Viy*, Konstanin Ershov & Georgi Kropyachov (1967, USSR). I have seen Ruscico films before, I even have a couple in my own DVD collection. And I think they’re very good, an excellent resource. Viy was a film completely new to me, though I’ve browsed the Ruscico site countless times this one had passed me by… until I spotted it on the 1001 Movies list. It was, apparently, made by a group of students from a film school and is generally considered to be the first horror film released in the USSR. The plot is deceptively simple, well, not really deceptively. A seminary student encounters a witch but escapes. Soon after he is asked to sit vigil for three nights with the dead daughter of a local grandee. Each night, the dead young woman comes back to life and tries to kill him, but he is protected by the holy circle he has drawn about himself. On the final night, she revelas herself as the witch of earlier and calls all the monsters of hell to her aid. It’s all a bit too silly to be proper scary or horrifying, but it’s effectively done all the same, especially for the time. The humour is a bit broad-brush, and though the special effects are crude, they’re ingeniously done and more than suffice. Worth seeing.

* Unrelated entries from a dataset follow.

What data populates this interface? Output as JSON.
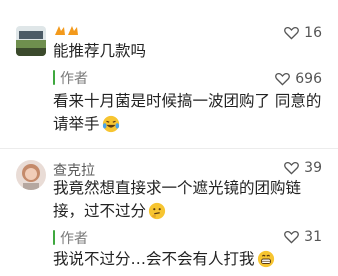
{
  "comments": [
    {
      "username": "",
      "likes": "16",
      "text": "能推荐几款吗",
      "reply": {
        "author": "作者",
        "likes": "696",
        "text_line1": "看来十月菌是时候搞一波团购了 同意的",
        "text_line2": "请举手",
        "emoji": "laughing-tears-emoji"
      }
    },
    {
      "username": "查克拉",
      "likes": "39",
      "text_line1": "我竟然想直接求一个遮光镜的团购链",
      "text_line2": "接，过不过分",
      "emoji": "thinking-emoji",
      "reply": {
        "author": "作者",
        "likes": "31",
        "text": "我说不过分…会不会有人打我",
        "emoji": "grin-emoji"
      }
    }
  ],
  "colors": {
    "accent": "#3ea83e",
    "text": "#222222",
    "muted": "#7a7a7a"
  }
}
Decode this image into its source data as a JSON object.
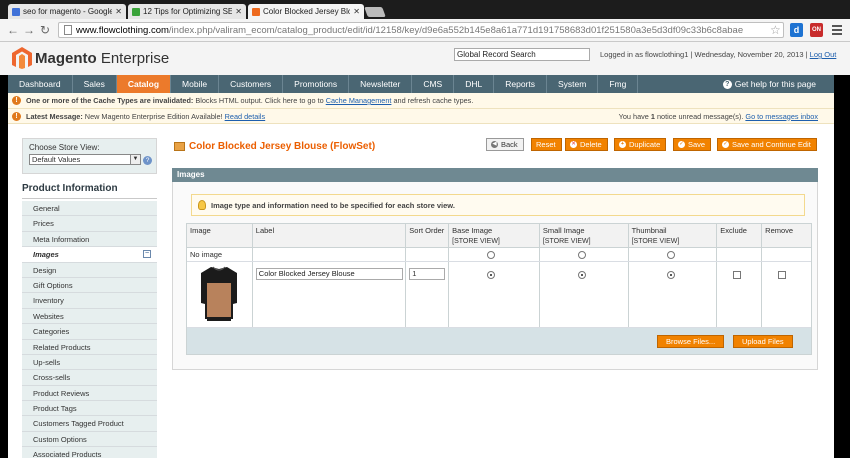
{
  "browser": {
    "tabs": [
      {
        "label": "seo for magento - Google",
        "icon_color": "#3f71d8"
      },
      {
        "label": "12 Tips for Optimizing SE",
        "icon_color": "#3aa33a"
      },
      {
        "label": "Color Blocked Jersey Blou",
        "icon_color": "#ee6a1e"
      }
    ],
    "address": {
      "host": "www.flowclothing.com",
      "path": "/index.php/valiram_ecom/catalog_product/edit/id/12158/key/d9e6a552b145e8a61a771d191758683d01f251580a3e5d3df09c33b6c8abae"
    },
    "extensions": [
      {
        "name": "d-extension-icon",
        "letter": "d",
        "color": "#1e73d2"
      },
      {
        "name": "red-extension-icon",
        "letter": "ON",
        "color": "#c82b2b"
      }
    ]
  },
  "header": {
    "brand_bold": "Magento",
    "brand_light": " Enterprise",
    "search_value": "Global Record Search",
    "logged_in": "Logged in as flowclothing1",
    "separator": "|",
    "date": "Wednesday, November 20, 2013",
    "logout": "Log Out"
  },
  "nav": {
    "items": [
      "Dashboard",
      "Sales",
      "Catalog",
      "Mobile",
      "Customers",
      "Promotions",
      "Newsletter",
      "CMS",
      "DHL",
      "Reports",
      "System",
      "Fmg"
    ],
    "active": "Catalog",
    "help": "Get help for this page"
  },
  "notices": {
    "cache": {
      "bold": "One or more of the Cache Types are invalidated:",
      "text": " Blocks HTML output. Click here to go to ",
      "link": "Cache Management",
      "tail": " and refresh cache types."
    },
    "latest": {
      "bold": "Latest Message:",
      "text": " New Magento Enterprise Edition Available! ",
      "link": "Read details",
      "right_pre": "You have ",
      "right_count": "1",
      "right_mid": " notice unread message(s). ",
      "right_link": "Go to messages inbox"
    }
  },
  "sidebar": {
    "store_label": "Choose Store View:",
    "store_value": "Default Values",
    "title": "Product Information",
    "items": [
      "General",
      "Prices",
      "Meta Information",
      "Images",
      "Design",
      "Gift Options",
      "Inventory",
      "Websites",
      "Categories",
      "Related Products",
      "Up-sells",
      "Cross-sells",
      "Product Reviews",
      "Product Tags",
      "Customers Tagged Product",
      "Custom Options",
      "Associated Products"
    ],
    "active": "Images"
  },
  "content": {
    "title": "Color Blocked Jersey Blouse (FlowSet)",
    "buttons": {
      "back": "Back",
      "reset": "Reset",
      "delete": "Delete",
      "duplicate": "Duplicate",
      "save": "Save",
      "save_continue": "Save and Continue Edit"
    },
    "section_title": "Images",
    "note": "Image type and information need to be specified for each store view.",
    "columns": [
      "Image",
      "Label",
      "Sort Order",
      "Base Image",
      "Small Image",
      "Thumbnail",
      "Exclude",
      "Remove"
    ],
    "store_view_tag": "[STORE VIEW]",
    "no_image_label": "No image",
    "row": {
      "label": "Color Blocked Jersey Blouse",
      "sort_order": "1"
    },
    "browse": "Browse Files...",
    "upload": "Upload Files"
  }
}
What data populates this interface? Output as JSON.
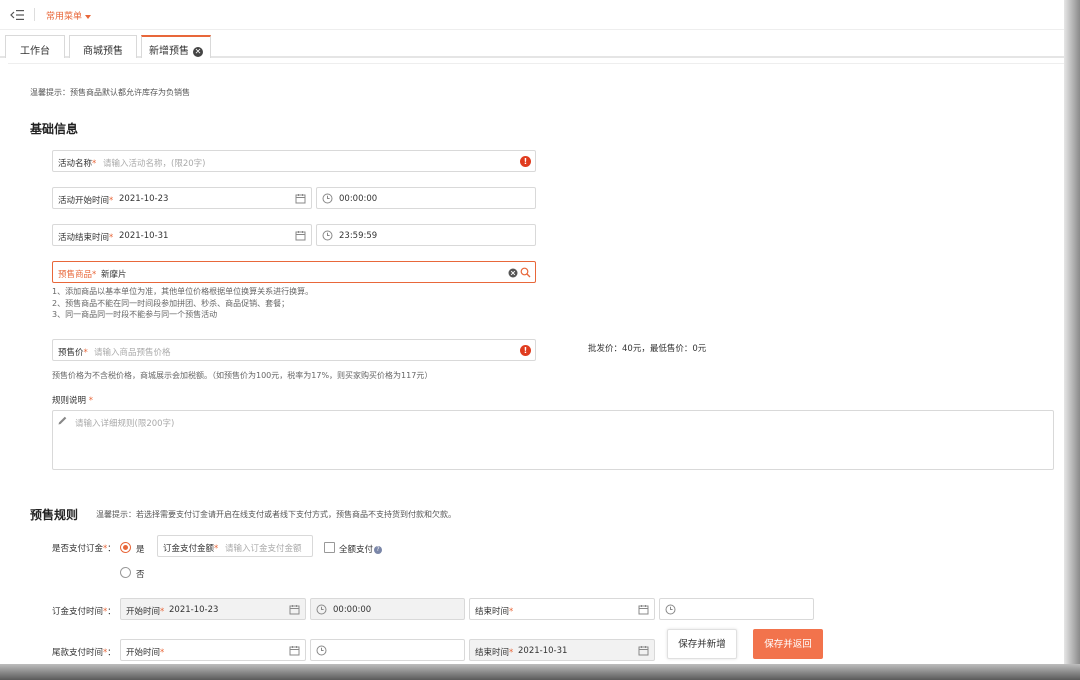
{
  "topbar": {
    "favorites_label": "常用菜单"
  },
  "tabs": [
    {
      "label": "工作台"
    },
    {
      "label": "商城预售"
    },
    {
      "label": "新增预售",
      "close": "✕"
    }
  ],
  "page": {
    "tip": "温馨提示：预售商品默认都允许库存为负销售",
    "basic_title": "基础信息",
    "required_mark": "*",
    "activity_name": {
      "label": "活动名称",
      "placeholder": "请输入活动名称，(限20字)"
    },
    "start": {
      "label": "活动开始时间",
      "date": "2021-10-23",
      "time": "00:00:00"
    },
    "end": {
      "label": "活动结束时间",
      "date": "2021-10-31",
      "time": "23:59:59"
    },
    "product": {
      "label": "预售商品",
      "value": "新摩片"
    },
    "product_notes": [
      "1、添加商品以基本单位为准，其他单位价格根据单位换算关系进行换算。",
      "2、预售商品不能在同一时间段参加拼团、秒杀、商品促销、套餐；",
      "3、同一商品同一时段不能参与同一个预售活动"
    ],
    "price": {
      "label": "预售价",
      "placeholder": "请输入商品预售价格"
    },
    "price_info": "批发价：40元，最低售价：0元",
    "price_note": "预售价格为不含税价格，商城展示会加税额。（如预售价为100元，税率为17%，则买家购买价格为117元）",
    "rules": {
      "label": "规则说明",
      "placeholder": "请输入详细规则(限200字)"
    },
    "presale_title": "预售规则",
    "presale_tip": "温馨提示：若选择需要支付订金请开启在线支付或者线下支付方式，预售商品不支持货到付款和欠款。",
    "deposit": {
      "label": "是否支付订金",
      "label_suffix": "：",
      "yes": "是",
      "no": "否",
      "amount_label": "订金支付金额",
      "amount_placeholder": "请输入订金支付金额",
      "full_pay": "全额支付",
      "help": "?"
    },
    "deposit_time": {
      "label": "订金支付时间",
      "start_label": "开始时间",
      "start_date": "2021-10-23",
      "start_time": "00:00:00",
      "end_label": "结束时间"
    },
    "balance_time": {
      "label": "尾款支付时间",
      "start_label": "开始时间",
      "end_label": "结束时间",
      "end_date": "2021-10-31"
    }
  },
  "buttons": {
    "save_new": "保存并新增",
    "save_return": "保存并返回"
  },
  "colors": {
    "accent": "#e8673a",
    "primary_button": "#f2734c",
    "error": "#e03c1f"
  }
}
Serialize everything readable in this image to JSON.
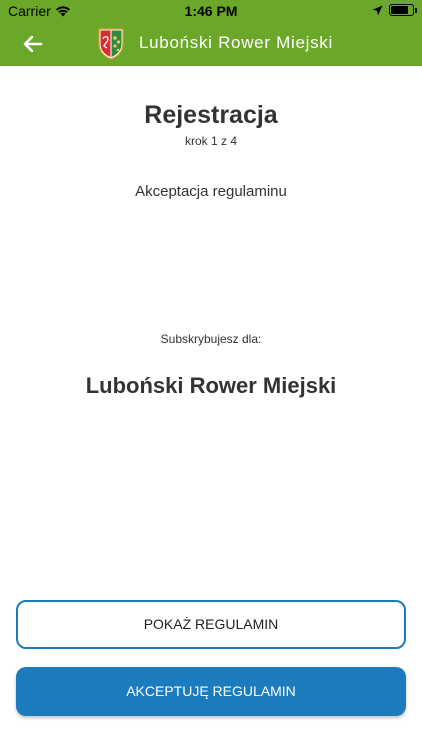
{
  "status_bar": {
    "carrier": "Carrier",
    "time": "1:46 PM",
    "icons": [
      "wifi-icon",
      "location-arrow-icon",
      "battery-icon"
    ],
    "battery_level": 0.8
  },
  "nav": {
    "title": "Luboński Rower Miejski",
    "back_icon": "arrow-left-icon",
    "logo": "city-coat-of-arms-logo"
  },
  "main": {
    "title": "Rejestracja",
    "step": "krok 1 z 4",
    "section": "Akceptacja regulaminu",
    "subscribe_label": "Subskrybujesz dla:",
    "system_name": "Luboński Rower Miejski"
  },
  "buttons": {
    "show_terms": "POKAŻ REGULAMIN",
    "accept_terms": "AKCEPTUJĘ REGULAMIN"
  },
  "colors": {
    "nav_bg": "#6ba82a",
    "primary": "#1b7bbd",
    "text": "#333333"
  }
}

1001 Movies You Must See Before You Die count: 621
August 29, 2015 at 11:27 pm
Well, on the Bresson. well, the Kuleshov effect shows that you don’t really need to act to show emotion – it’s about the associations in the mind of the viewer as much as anything else, right? As for Man Escaped, I marvel at its simplicity. No tricks, no gimmicks, no razzamatazz, just storytelling at its purest.
August 30, 2015 at 11:15 am
Two of my all time favourites here, in the shape of A Man Escaped – I find the way it revels in minutia and process almost unbearably tense, especially as it goes on – and The Haunting, a movie that scares the hell out of me no matter how many times I see it. Wise is probably my favourite craftsman director, in that he took relatively mainstream material and made it with such supreme skill. Given how much classics the man has to his name I wonder why he isn’t more celebrated.
August 30, 2015 at 12:52 pm
Looking back at Wise’s career, I can’t see that many films that jump out at me. I would rate Hitchcock and better, and more important, director, and put Vertigo ahead of anything Wise ever made.
As for Bresson, he seems to be one of those directors who passes me by. I’d have said the same of Godard, until I discovered Le Mépris and 2 or 3 Things I Know About Her – so maybe there’s a Bresson film I’ve yet to see that will turn me onto his work.